After a rough week last week that included losing three of four games to the hated Detroit Tigers, the Indians will look to rebound this week as they head into the all-star break. They could use a solid week of quality baseballing following a less than stellar week. Six games should provide them ample opportunity to build some real momentum as the second half of the season and the playoff push begins. First up on the agenda, the Toronto Blue Jays.
The Blue Jays come into play tonight in a very difficult spot. The currently find themselves sitting in 5th place in the crowded AL East with a record of 43-45. They are currently 10 games back of the Boston Red Sox and while things may seem less than stellar on the surface, they could be much, much worse.
An 11-game winning streak during the month of June helped pull the Blue Jays back within a handful of games of first place in the East. Unfortunately, an equally cold streak followed that has seen them lose 9 out of their last 14 games. If not for that impressively hot streak, one has to wonder just how much worse off the Blue Jays night have been as they enter play tonight.
But what has gone so wrong for a team with so much talent? After acquiring a stable of players this offseason from the Mets and Marlins, the Blue Jays looked primed for legitimate contention for the first time in decades. It just hasn’t worked out because so much of the can’t miss talent brought in has done just that – Miss.
Jose Reyes, to the surprise of almost none, injured himself awkwardly sliding into second base and missed nearly the entire first half of the season. He has played well in the 22 games he has played in, posting a slash line of .326/.371/.494. The problem is the Blue Jays have played 80+ games at this point, not 22. Also worth noting is the fact that Reyes has yet to hit a triple. This is strange considering he is second among active players with 111 career triples.

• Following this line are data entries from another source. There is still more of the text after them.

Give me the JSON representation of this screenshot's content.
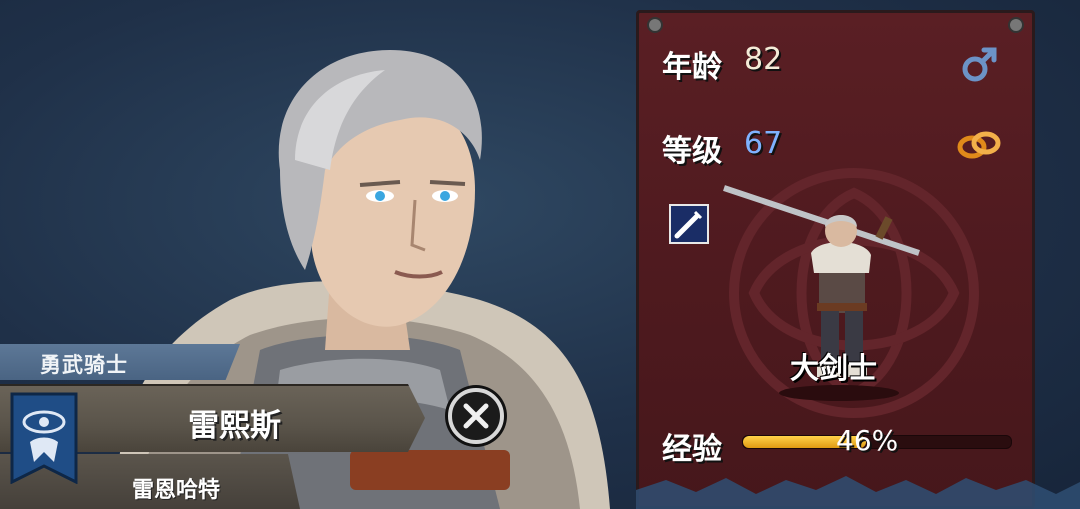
{
  "character": {
    "title": "勇武骑士",
    "name": "雷熙斯",
    "house": "雷恩哈特",
    "class_name": "大剑士"
  },
  "stats": {
    "age_label": "年龄",
    "age_value": "82",
    "level_label": "等级",
    "level_value": "67",
    "exp_label": "经验",
    "exp_percent_text": "46%",
    "exp_fraction": 0.46
  },
  "icons": {
    "gender": "male-symbol-icon",
    "marriage": "wedding-rings-icon",
    "class": "sword-class-icon",
    "close": "close-x-icon",
    "crest": "eye-banner-crest-icon"
  },
  "colors": {
    "level_value": "#7fb2ff",
    "age_value": "#f4ecd8",
    "xp_fill": "#f2b21e",
    "panel": "#4f1a1f",
    "title_band": "#5d7897"
  }
}
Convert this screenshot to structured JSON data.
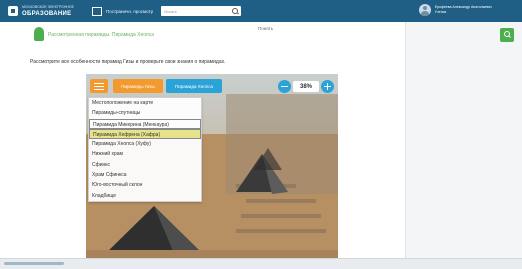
{
  "header": {
    "logo_small": "МОСКОВСКОЕ ЭЛЕКТРОННОЕ",
    "logo_main": "ОБРАЗОВАНИЕ",
    "layout_toggle_label": "Постраничн. просмотр",
    "search_placeholder": "Искать",
    "user_name": "Ерофеева Александр Анатольевич",
    "user_role": "Ученик"
  },
  "lesson": {
    "topic_title": "Рассмотренная пирамиды. Пирамида Хеопса",
    "next_label": "Понять",
    "instruction": "Рассмотрите все особенности пирамид Гизы и проверьте свои знания о пирамидах."
  },
  "viewer": {
    "tabs": [
      {
        "label": "Пирамиды Гизы"
      },
      {
        "label": "Пирамида Хеопса"
      }
    ],
    "zoom_level": "38%",
    "dropdown_items": [
      {
        "label": "Местоположение на карте"
      },
      {
        "label": "Пирамиды-спутницы"
      },
      {
        "label": "Пирамида Микерина (Менкаура)"
      },
      {
        "label": "Пирамида Хефрена (Хафра)"
      },
      {
        "label": "Пирамида Хеопса (Хуфу)"
      },
      {
        "label": "Нижний храм"
      },
      {
        "label": "Сфинкс"
      },
      {
        "label": "Храм Сфинкса"
      },
      {
        "label": "Юго-восточный склон"
      },
      {
        "label": "Кладбище"
      }
    ]
  },
  "colors": {
    "header": "#1f5f86",
    "accent_green": "#4cae4c",
    "tab_orange": "#f39a2f",
    "tab_blue": "#2aa3d8",
    "highlight": "#e6e38a"
  },
  "icons": [
    "logo-icon",
    "layout-icon",
    "search-icon",
    "avatar",
    "topic-icon",
    "side-search-icon",
    "menu-icon",
    "zoom-out-icon",
    "zoom-in-icon"
  ]
}
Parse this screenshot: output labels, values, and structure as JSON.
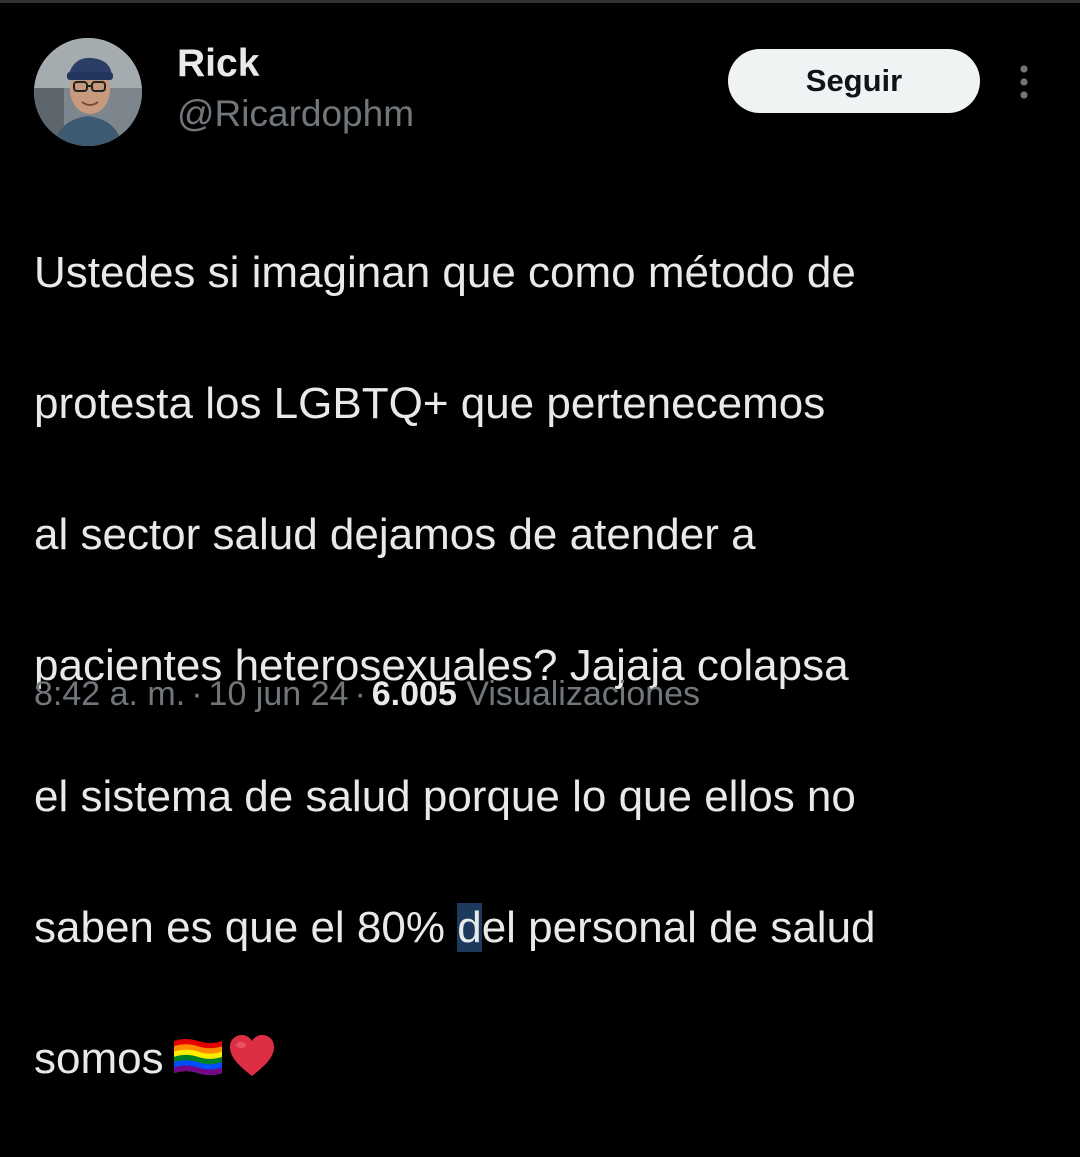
{
  "tweet": {
    "author": {
      "name": "Rick",
      "handle": "@Ricardophm",
      "avatar_icon": "profile-photo"
    },
    "follow_label": "Seguir",
    "more_icon": "more-vertical-icon",
    "text_lines": [
      "Ustedes si imaginan que como método de",
      "protesta los LGBTQ+ que pertenecemos",
      "al sector salud dejamos de atender a",
      "pacientes heterosexuales? Jajaja colapsa",
      "el sistema de salud porque lo que ellos no",
      "saben es que el 80% ",
      "d",
      "el personal de salud",
      "somos"
    ],
    "emojis": [
      "rainbow-flag-emoji",
      "red-heart-emoji"
    ],
    "timestamp": {
      "time": "8:42 a. m.",
      "separator": "·",
      "date": "10 jun 24"
    },
    "views": {
      "count": "6.005",
      "label": "Visualizaciones"
    }
  },
  "colors": {
    "background": "#000000",
    "text_primary": "#e7e9ea",
    "text_secondary": "#71767b",
    "button_bg": "#eff3f4",
    "button_text": "#0f1419",
    "selection": "#1d3a5c"
  }
}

Another disappointment has been free agent signing Melky Cabrera. The Jays took a flier on Cabrera following his suspension for performance enhancing drugs, and so far the return has not been what they had hoped. It made sense to sign Cabrera and hope for lightning in a bottle, but the difference between the 2012 Cabrera and 2013 version is like night and day. At the All-Star break in 2012, Cabrera was hitting .353/.391/.519 with 8 homers, 44 RBI and a 150 OPS+. In 2013 Cabrera has hit .278/.321/.362 with 3 homers, 29 RBI and an 86 OPS+. None of this is probably related to his suspension. Not at all.
Other disappointments for the Jays have been Emilio Bonifacio, brought in for his speed and defensive versatility but barely hitting above the Mendoza line, former top prospect Brett Lawrie, also barely hitting above the Mendoza line, and former NL Cy Young Award winner R.A. Dickey, who has struggled to command his knuckle ball in a new environment. When you add all of that up along with the other less than stellar performances on this team and you end up with the product the Jays have trotted out onto the field for the better part of 80 games.
Of course, the Blue Jays still have Jose Bautista and Edwin Encarnacion to fall back on. They rank right up there with some of the most feared power hitting combos in the game today and may very well be the most dangerous after Miguel Cabrera and Prince Fielder. Encarnacion has built off of a stellar 2012. So far this season he is hitting .268/.357/.532 with 23 homers (4th in the AL) and 68 RBI. Bautista, meanwhile, has hit 20 homers and driven in 52 runs while hitting .265/.364/.513. Together they have accumulated 5.7 WAR thus far, 2.3 and 3.4 respectively.
Despite their best efforts, the Blue Jays just haven’t been able to put everything together this season. They are a talented team but injuries combined with underwhelming performance have done them in. Can the Indians take advantage of a team struggling to find their way? Let’s hope for their sake and for our own sanity that they are able to right the ship. If not, it may be another long week for Indian fans.